New Article: “Content Moderation Remedies”
I’m excited to share my latest paper, called “Content Moderation Remedies.” I’ve been working on this project 2+ years, and this is the first time I’m sharing the draft publicly. I think many of you will find it interesting, so I hope you will check it out.
The paper addresses the range of content moderation options between “leave up” and “remove.” Many such moderation/”remedial” options between those two endpoints have actually be deployed in the field. This chart, one of the project’s key deliverables, shows how I taxonomized dozens of options:
(I loved digging into the mind-blowing remedial experiments by 1990s services, such as the now-mostly-forgotten “toading” remedy).
The paper then addresses the natural follow-up question: which of these multitudinous options are the “best”? The usual law professor answer: “it depends.” The paper walks through a normative framework showing why there isn’t a single “best” remedy and why it’s likely that each community will prefer different remedies that reflect their own audiences’ needs and editorial priorities.
I expect this paper will interest many industry participants. Many Internet services have explored and adopted various non-removal remedies, but I’m not sure how many services have approached this issue systematically. Services can benefit from carefully reviewing the paper and thinking about what options might be available to them, how those options might work better than their current approaches, and how their competitors may be innovating around them. I’m hoping this paper will spur a lot of conversations among trust & safety/content moderation professionals.

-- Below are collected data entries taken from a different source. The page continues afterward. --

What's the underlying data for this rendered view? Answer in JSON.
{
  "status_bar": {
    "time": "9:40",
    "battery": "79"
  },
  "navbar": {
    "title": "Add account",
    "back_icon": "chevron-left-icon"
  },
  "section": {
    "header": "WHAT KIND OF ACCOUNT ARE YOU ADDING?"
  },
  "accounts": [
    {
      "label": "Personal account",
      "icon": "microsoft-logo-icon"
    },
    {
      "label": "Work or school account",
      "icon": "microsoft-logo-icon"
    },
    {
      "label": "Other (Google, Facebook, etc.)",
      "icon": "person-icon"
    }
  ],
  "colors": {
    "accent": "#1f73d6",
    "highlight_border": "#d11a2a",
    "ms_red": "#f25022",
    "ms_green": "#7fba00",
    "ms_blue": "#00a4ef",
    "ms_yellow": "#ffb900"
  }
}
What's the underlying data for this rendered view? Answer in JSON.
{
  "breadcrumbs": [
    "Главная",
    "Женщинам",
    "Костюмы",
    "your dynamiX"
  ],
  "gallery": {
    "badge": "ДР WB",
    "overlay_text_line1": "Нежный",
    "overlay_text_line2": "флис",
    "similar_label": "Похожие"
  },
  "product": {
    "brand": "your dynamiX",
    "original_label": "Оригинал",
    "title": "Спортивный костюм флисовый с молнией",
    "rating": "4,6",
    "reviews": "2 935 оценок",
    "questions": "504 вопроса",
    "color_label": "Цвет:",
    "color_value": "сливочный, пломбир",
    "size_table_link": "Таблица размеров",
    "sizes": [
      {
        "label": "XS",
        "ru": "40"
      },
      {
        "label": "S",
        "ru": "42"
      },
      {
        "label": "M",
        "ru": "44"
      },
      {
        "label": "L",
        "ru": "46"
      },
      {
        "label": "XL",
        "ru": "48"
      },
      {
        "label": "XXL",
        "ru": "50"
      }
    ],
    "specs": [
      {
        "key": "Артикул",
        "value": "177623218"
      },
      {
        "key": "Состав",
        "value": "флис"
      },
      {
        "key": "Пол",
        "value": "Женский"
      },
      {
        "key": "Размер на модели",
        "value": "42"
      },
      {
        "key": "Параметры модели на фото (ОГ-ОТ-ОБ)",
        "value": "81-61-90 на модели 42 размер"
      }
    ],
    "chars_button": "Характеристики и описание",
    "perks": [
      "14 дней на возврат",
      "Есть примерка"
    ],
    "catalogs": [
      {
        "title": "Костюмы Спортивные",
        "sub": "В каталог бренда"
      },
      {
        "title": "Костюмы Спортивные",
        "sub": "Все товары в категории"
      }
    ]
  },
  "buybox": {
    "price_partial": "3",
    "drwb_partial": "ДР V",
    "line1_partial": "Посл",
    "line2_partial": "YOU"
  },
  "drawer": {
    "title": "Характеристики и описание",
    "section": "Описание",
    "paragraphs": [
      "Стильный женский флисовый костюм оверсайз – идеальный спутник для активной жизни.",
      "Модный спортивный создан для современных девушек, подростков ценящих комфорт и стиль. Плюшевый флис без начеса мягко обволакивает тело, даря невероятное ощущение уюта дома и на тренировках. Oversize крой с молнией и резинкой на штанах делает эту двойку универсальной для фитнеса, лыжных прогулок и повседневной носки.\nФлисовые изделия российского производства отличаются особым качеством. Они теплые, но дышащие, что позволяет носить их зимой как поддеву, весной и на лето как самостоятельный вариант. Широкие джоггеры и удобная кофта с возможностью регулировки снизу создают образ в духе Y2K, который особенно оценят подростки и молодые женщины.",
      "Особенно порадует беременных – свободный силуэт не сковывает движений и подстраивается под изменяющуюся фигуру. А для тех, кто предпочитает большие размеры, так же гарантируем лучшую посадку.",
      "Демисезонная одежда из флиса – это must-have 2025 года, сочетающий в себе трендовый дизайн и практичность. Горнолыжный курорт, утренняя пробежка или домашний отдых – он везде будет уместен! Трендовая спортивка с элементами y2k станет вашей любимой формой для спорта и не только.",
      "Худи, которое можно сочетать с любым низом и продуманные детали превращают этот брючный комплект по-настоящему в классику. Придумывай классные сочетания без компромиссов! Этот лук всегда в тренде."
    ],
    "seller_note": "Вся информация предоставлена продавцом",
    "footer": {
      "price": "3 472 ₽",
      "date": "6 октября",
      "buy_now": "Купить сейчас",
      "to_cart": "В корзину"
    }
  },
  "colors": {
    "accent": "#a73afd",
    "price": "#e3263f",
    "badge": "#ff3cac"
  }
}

I also hope regulators will find this paper interesting, but I’m less optimistic they will. (The paper’s conclusion acknowledges the bleak realities). Ideally, this paper would help regulators realize why they should not hard-code removal as the sole remedy for online problems; and perhaps the paper could spur fresh thinking about how lesser remedies might better balance competing interests. Sadly, the current regulatory discourse is exclusively focused on burning down all user-generated content. If regulators continue on that path, this paper will be mooted entirely because there won’t be any user-generated content to moderate/remediate.
This paper tees up several attractive areas for followup research, which I’m sharing with you as possible paper topic ideas because I don’t plan to tackle them. Two I’ll highlight:
1) The paper only glibly addresses about how remedies could be combined to reach better outcomes than any single remedy could achieve. I think this would be a great area for future investigation, especially empirical studies and A/B tests.
2) This paper addresses a slice of a broader topic about how private entities should establish remedial schemes for rule violations by their constituents. Examples of other entities facing similar issues: religious organizations; sports leagues; and membership organizations like fraternities/sororities. Perhaps I missed it, but I never found any precedent literature providing a normative framework for how organizations like these should think about remedial structures. It’s a big hairy topic, way beyond my expertise, but someone might be able to write a career-defining work filling that gap.
This paper is still in draft form, so I’d gratefully welcome your comments. I’d also welcome the opportunity to present on this topic to any interested audience.
A note about placement: I’ve published in the Michigan Technology Law Review before, and I’m happy to do it again. However, I thought this paper would interest general journals, which didn’t happen this time. This placement cycle was unusual due to articles piled up from the 2020 shutdown plus the journals’ remote operations. I got ghosted by a majority of the law reviews I submitted to, even after multiple expedites. I decided that my priority was to close this project out because it’s already been incubating 2+ years and I have other projects in queue. Thus, rather than worrying about possible different homes in a future placement cycle, I am moving on.
The paper abstract:
This Article addresses a critical but underexplored topic of “platform” law: if a user’s online content or actions violate the rules, what should happen next? The longstanding expectation is that Internet services should remove violative content or accounts from their services, and many laws mandate that result. However, Internet services have a wide range of other options—what I call “remedies”—they can use to redress content or accounts that violate the applicable rules. The Article describes dozens of remedies that Internet services have actually imposed. The Article then provides a normative framework to help Internet services and regulators navigate these remedial options to address the many difficult tradeoffs involved in content moderation. By moving past the binary remove-or-not remedy framework that dominates the current discourse about content moderation, this Article helps to improve the efficacy of content moderation, promote free expression, promote competition among Internet services, and improve Internet services’ community-building functions.